On the flip side, underwriting has improved in its small home warranty unit. Home warranty revenue was flat at $107 million, but margins rose to 15.2% from 12.9% last year. As a result, pre-tax income rose to $17 million from $14 million. The company faced a 45.8% claim loss rate from 49.2% in 2023. While frequency rose, severity was down. Inflation of construction-related items increased insurance severity as repairs became more expensive. With premium rates higher and inflation moderating, this pressure should be in the rearview mirror, and I expect this higher level of profitability to persist.

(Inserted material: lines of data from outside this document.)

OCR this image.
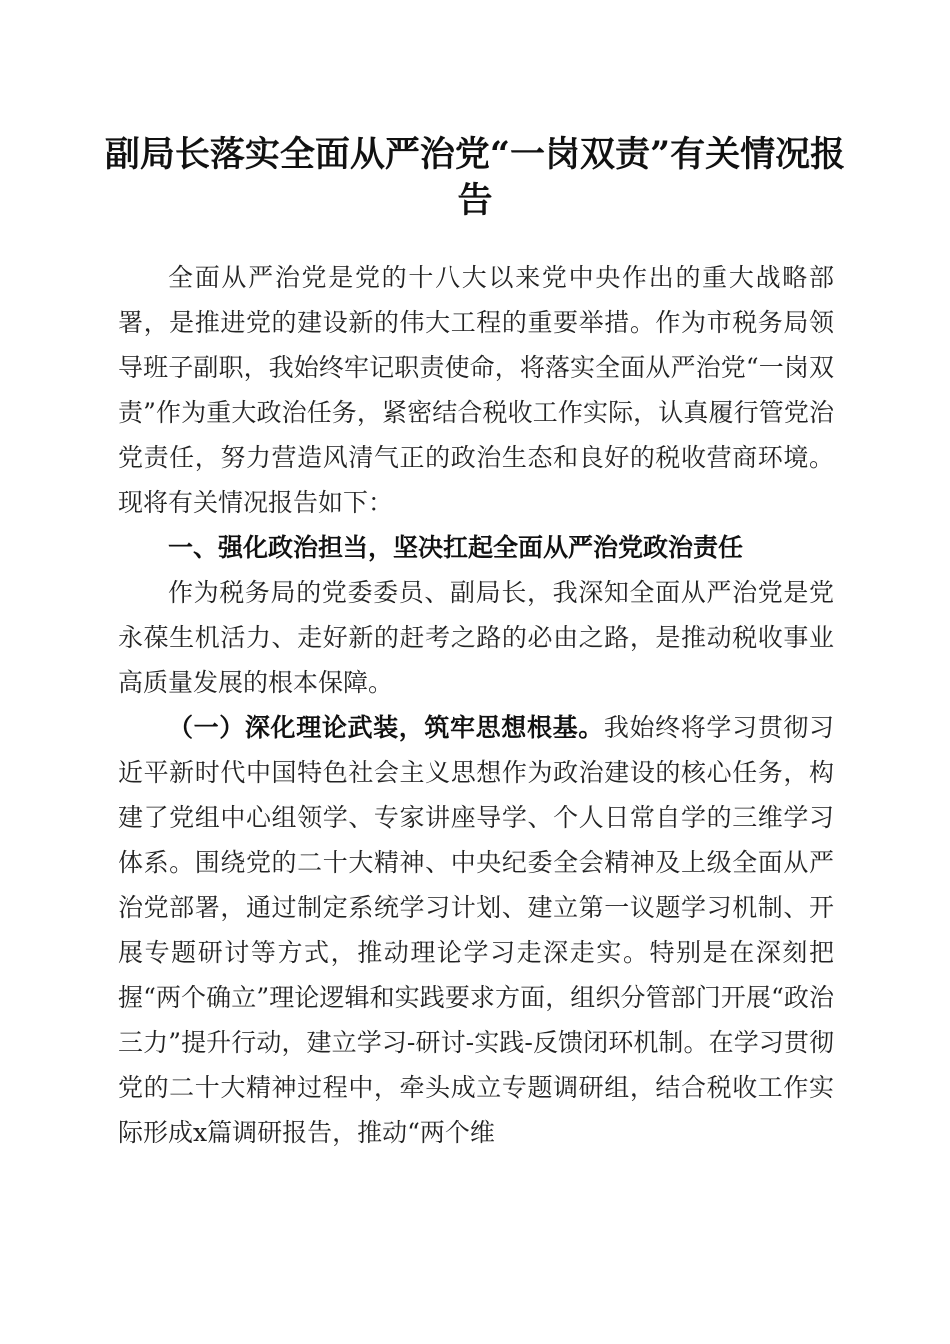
副局长落实全面从严治党“一岗双责”有关情况报告

全面从严治党是党的十八大以来党中央作出的重大战略部署，是推进党的建设新的伟大工程的重要举措。作为市税务局领导班子副职，我始终牢记职责使命，将落实全面从严治党“一岗双责”作为重大政治任务，紧密结合税收工作实际，认真履行管党治党责任，努力营造风清气正的政治生态和良好的税收营商环境。现将有关情况报告如下：

一、强化政治担当，坚决扛起全面从严治党政治责任

作为税务局的党委委员、副局长，我深知全面从严治党是党永葆生机活力、走好新的赶考之路的必由之路，是推动税收事业高质量发展的根本保障。

（一）深化理论武装，筑牢思想根基。我始终将学习贯彻习近平新时代中国特色社会主义思想作为政治建设的核心任务，构建了党组中心组领学、专家讲座导学、个人日常自学的三维学习体系。围绕党的二十大精神、中央纪委全会精神及上级全面从严治党部署，通过制定系统学习计划、建立第一议题学习机制、开展专题研讨等方式，推动理论学习走深走实。特别是在深刻把握“两个确立”理论逻辑和实践要求方面，组织分管部门开展“政治三力”提升行动，建立学习-研讨-实践-反馈闭环机制。在学习贯彻党的二十大精神过程中，牵头成立专题调研组，结合税收工作实际形成x篇调研报告，推动“两个维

At the consolidated level, investment income was $126 million, though the corporate entity took $20 million of realized losses on investments. Excluding gains and losses, net investment income rose by $4 million to $130 million. FAF also maintains a strong balance sheet, with just 22.5% debt-to-capital. Alongside its 3.5% dividend yield, it did $41 million of repurchases in Q2 and $15 million of buybacks quarter to date. Its share count is down fractionally over the past year as a result.
More recently, mortgage rates have fallen and are now about 6.5%. This has helped lift FAF stock as investors hope it leads to increased home-buying and more refinancing activity. Generally speaking, rates need to fall 1% to make a refinancing worth it, so I would expect more of an acceleration if rates fell to the 6-6.25% area. Lower rates should increase home affordability; unless they are accompanied by increased stock market volatility (as seen this week), which can weigh on consumer sentiment.
On the earnings call in late July, management said that purchase orders fell 3% in July, so it was not seeing much of a benefit yet. Of course, rates fell more subsequent to that call, and so that commentary may already be dated. With shares up over 10% from their low, investors are clearly pricing in the prospect of increased mortgage activity. One offset to consider is that management expects investment income of $120 million in H2 due to lower balances and lower rates.
At an incremental 20% margin, it will need to boost title volumes by $30 million or 2% to offset this $6 million headwind. Additionally, this headwind assumes 3 Fed rate cuts; if there were 4 (i.e. one 50bp cut), the headwind could be a bit larger. In other words, the first 2% of growth just offsets lost investment income, and only future growth beyond that would leave FAF in a net positive position.
Given I do not expect the US to enter a recession, I am of the view that interest rates are unlikely to fall more quickly than currently priced, though they will likely fall more than I previously thought. As such, I believe optimism in shares may be a bit overdone, especially given further margin degradation and higher claims payments in Q2.
I previously expected $3.75-$4.25 in EPS. While volumes are likely to be a bit stronger, margins and investment income are a bit weaker, so I now see results in the $3.85-$4.10 range for this year. At just under $4 of EPS at the midpoint, FAF is now over 15x earnings. This is an expensive multiple, with most insurers like Chubb (CB) at 12x.
First America’s larger rival Fidelity National (FNF) trades at less than 12x title earnings, and it has shown better margin activity and cost control. As such, I cannot justify FAF’s premium, especially when I do not view FNF as particularly attractive. With the potential for interest rates to be less beneficial than hoped and FAF trading at a premium to FNF, I would use the recent rally to sell shares. I would wait for closer to 12x earnings or $50 to buy.
At current levels, we likely need to see mortgage rates drop below 6% to lead to enough refi activity to justify valuation. That makes FAF relatively unattractive in my view.